You probably have decorations up. At home. In the office. Maybe your house is lit up from top to bottom, with trailing flashing lights, illuminated elves and a ho-ho-ho-ing Father Christmas? Maybe not.

Decorations are a tradition at this time of year. As is the tree. So too Brussels sprouts, parsnips, Christmas pudding, mince pies, giving gifts, time off work, parties, over eating, old films on the television…

Traditions connect us to the past.

As individuals we have traditions too. Ways of being, behaviours, things we say or do. We learned them a long time ago, but they stay with us in the present.

Traditions can be thought of as the passing of customs, behaviours or beliefs from one generation to the next, usually within a specific group. Often they reflect a special significance, a meaning defined by our ancestors, long ago.

So too with our own traditions of custom, belief or behaviour. Except with our own traditions of being, we created the meaning and the significance ourselves. And we passed them down, from our childhood, through our teenage formative years, into our early adulthood, our mid-life (crisis optional) and on into our old age. At an early stage of our lives we decided something had to be so. Probably for good reason. Now we continue to live it. It has become our own personal tradition.
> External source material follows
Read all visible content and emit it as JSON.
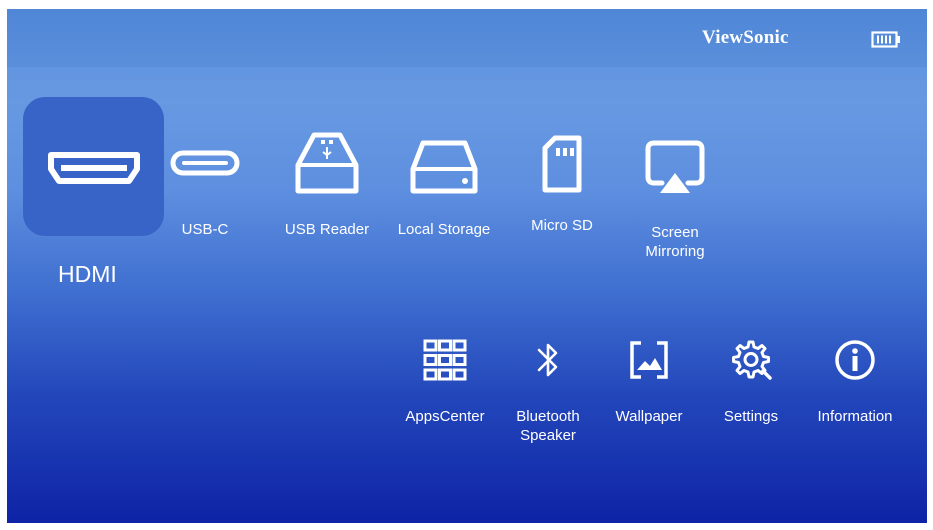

Sometimes we would do well to unpack these. To review them. To notice them. To see if they still serve us well.

Traditions can be good. Reminders of our past. Connections to where we come from. But sometimes they can become unhelpful, inappropriate or even a burden.

Reviewing our traditions is probably something we should all do, at this traditional time of year.

Keep what serves you. Change what doesn’t.